Mid-market retailers strain in tough times
Women's clothing chain Shanton Retail was put into receivership this week, the latest in a list of apparel company receiverships in a tough retail environment. Other recent ones include Colorado and Jean Jones.
Commentators say mid-market retailers are most at risk and need to reinvent themselves or diversify online to appeal to today's shopper.
Virginia Wilkinson, research director at Coriolis Research, said Shanton was "another mid-market statistic".
"[Clothing retail] is just so fickle. There are new concepts constantly coming along, new stores opening, old ones closing.

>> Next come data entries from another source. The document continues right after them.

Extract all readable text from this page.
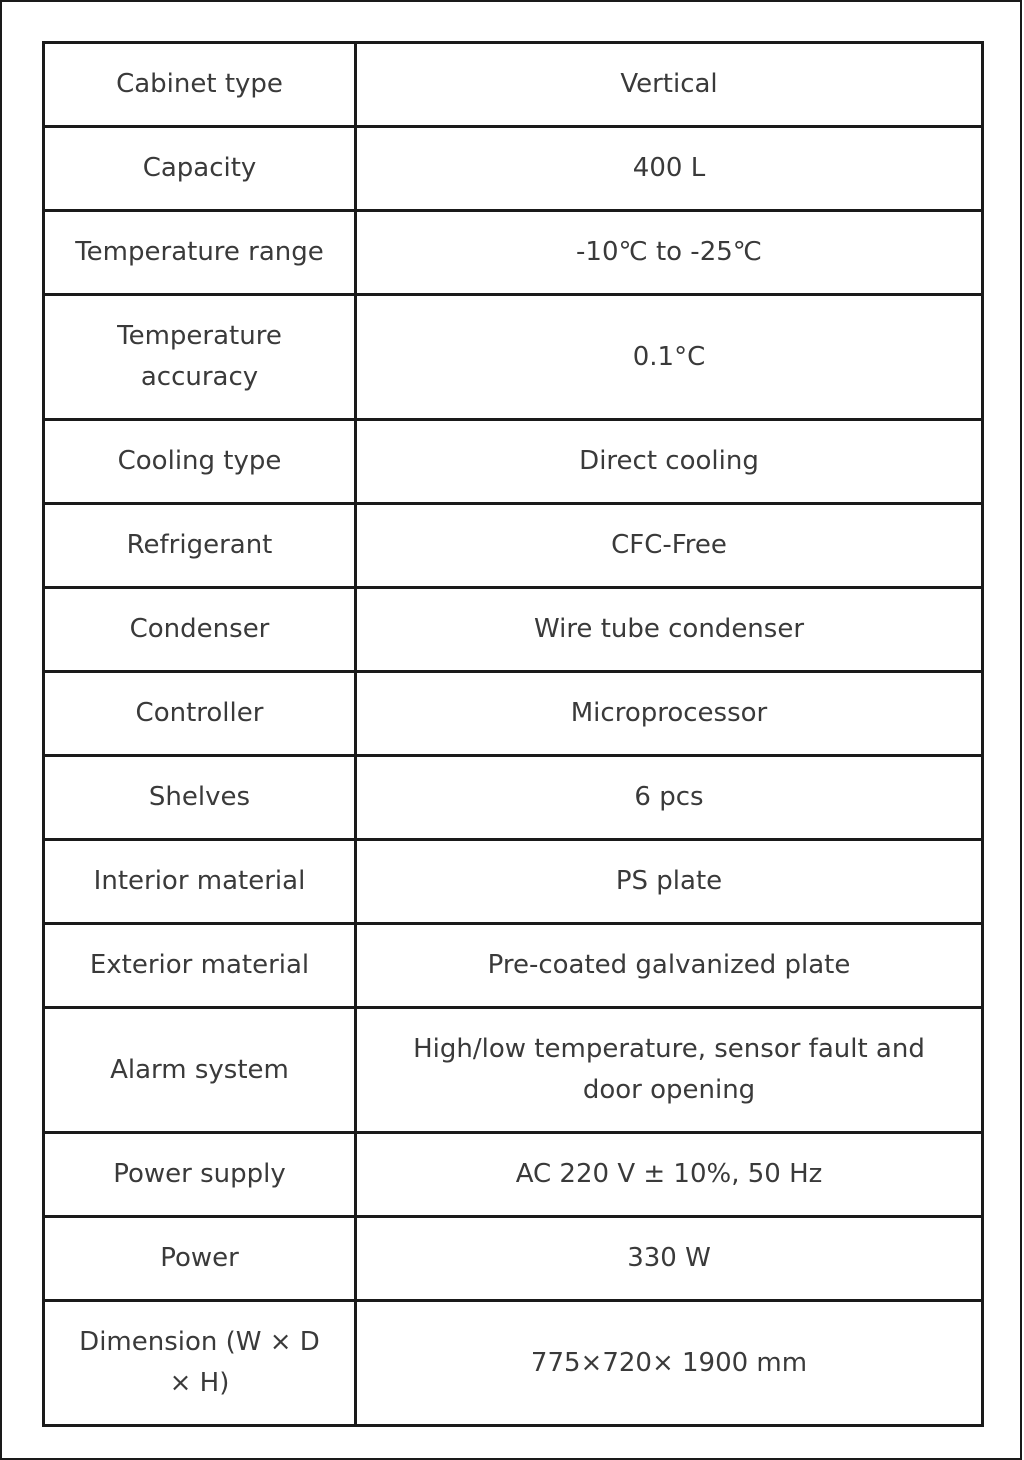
Cabinet type	Vertical
Capacity	400 L
Temperature range	-10℃ to -25℃
Temperature accuracy	0.1°C
Cooling type	Direct cooling
Refrigerant	CFC-Free
Condenser	Wire tube condenser
Controller	Microprocessor
Shelves	6 pcs
Interior material	PS plate
Exterior material	Pre-coated galvanized plate
Alarm system	High/low temperature, sensor fault and door opening
Power supply	AC 220 V ± 10%, 50 Hz
Power	330 W
Dimension (W × D × H)	775×720× 1900 mm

You either have to reinvent yourself - like the KFC story - to move with your customers or be attractive to a new market, or you perish.
"It's fashion, too. It's easy to get wrong."
Mid-market retailers were more vulnerable than lower and top end retailers, which had more defined and stable clientele, Wilkinson said. Electronics retailers were also in one of the trickiest retail sectors. "It's hugely competitive and prices have come down astronomically. They've got to be hurting."
Retailers Association spokeswoman Louise Evans-McDonald said clothing retail was a particularly competitive area, and required many outlets.
Unreliable weather made selling clothing difficult, with hot or cool weather typically arriving just as that season's stock needed to be cleared to make way for the next. Retailers across the board were also suffering higher external costs, including building insurance following the Christchurch earthquakes. Evans-McDonald said the association expected year-on-year retail sales growth this Christmas, "but that will be at a conservative level".
Retailers could no longer rely on Christmas to make up for a poor year, and those budgeting to sell all their stock at full margin could find themselves in trouble, she said. "We've created a new consumer that's now expecting to see decent sales. Now a 10 per cent sale is just not going to cut it, 20 per cent may get a look and if it's 50 per cent they'll consider that a sale."
There was less pressure on retailers with a point of difference to reinvent themselves, but mid-market retailers needed to stand out.
The association put online sales at about 6 per cent of total online spend, with two-thirds going overseas. Clothing retail was one category losing out.
Wilkinson said it would still be a fierce fight between retailers for customers' Christmas coin, and there would be more of the pre-Christmas sales seen in recent years, she said.
"They're going to try and get people in the stores before the Christmas rush. But people are busy. If it's a really good sale they might come in but otherwise they'll leave it to the last minute like they usually do."
The strong kiwi dollar, lower or zero shipping costs and quick turnaround was making e-shopping more attractive.
Market commentator Arthur Lim said there had been a massive shake-out in retail.
Demand for retail stocks showed investors expected "a recovery in future for those that have been able to survive the shake-out", he said.
■ There were 33,110 retail outlets in New Zealand as of February 2011, 38 fewer than February 2010.
■ 3886, or 12 per cent, of those were clothing stores, up 0.3 per cent year on year, and 51 per cent on February 2000.
■ Supermarkets and grocery stores accounted for 3270, or 10 per cent, of all outlets, up 0.7 per cent year on year.